Why Customer Loyalty Matters
A lot of organizations pat themselves on the back when their percent of satisfied customers is consistently in the high 90s. In contrast, a lot of high-performing organizations ignore customer satisfaction scores because the scores don’t reveal what needs to be improved or how loyal these satisfied customers are.
Instead, high-performing organizations track either the “top box” trend (customers who give them a “5″ on a 5-point scale) or their net promoter score, which segments customers in three categories (promoters, passives, and detractors) based on their responses to a “likely to recommend” question. The number of promoters minus the number of detractors divided by the total number of surveys produces the net promoter score.
A higher net promoter score or “top box” score means more loyal customers. Why is that important?

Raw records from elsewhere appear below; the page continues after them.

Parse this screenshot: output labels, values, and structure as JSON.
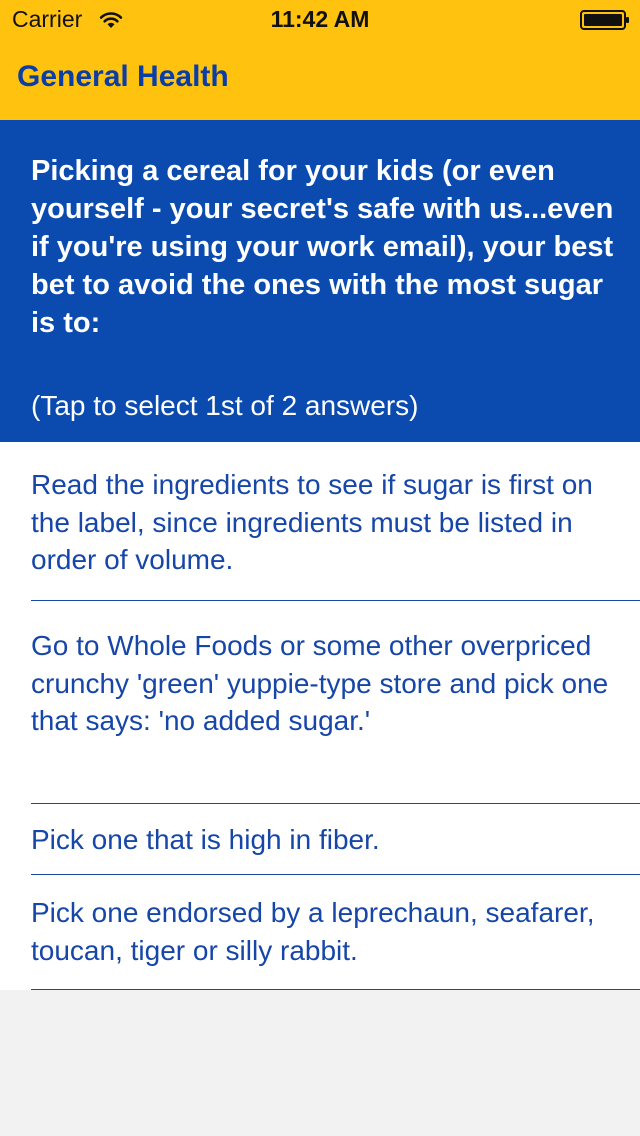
{
  "status_bar": {
    "carrier": "Carrier",
    "time": "11:42 AM",
    "wifi_icon": "wifi-icon",
    "battery_icon": "battery-icon"
  },
  "nav": {
    "title": "General Health"
  },
  "question": {
    "text": "Picking a cereal for your kids (or even yourself - your secret's safe with us...even if you're using your work email), your best bet to avoid the ones with the most sugar is to:",
    "instruction": "(Tap to select 1st of 2 answers)"
  },
  "answers": [
    {
      "label": "Read the ingredients to see if sugar is first on the label, since ingredients must be listed in order of volume."
    },
    {
      "label": "Go to Whole Foods or some other overpriced crunchy 'green' yuppie-type store and pick one that says: 'no added sugar.'"
    },
    {
      "label": "Pick one that is high in fiber."
    },
    {
      "label": "Pick one endorsed by a leprechaun, seafarer, toucan, tiger or silly rabbit."
    }
  ],
  "colors": {
    "header_yellow": "#ffc20e",
    "question_blue": "#0b4bb0",
    "answer_text_blue": "#1646a8",
    "background_gray": "#f2f2f2"
  }
}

According to a Strativity study of nearly 2,000 consumers in the U.S. and Canada earlier this year, companies that deliver exceptional customer experiences have significantly lower customer attrition, the ability to charge higher prices than their competitors, and the ability to capture a higher percentage of their customers’ wallets.
The following graph from Strativity’s report on the study illustrates the value of customer loyalty:

Strativity Graph
Here’s another compelling argument: 40% of loyal customers said they were willing to pay 10% or more to continue buying from companies that delivered great experiences.
Those delivering poor experiences? Most customers said they would only keep doing business with these companies if they offered a discount of 5% or more.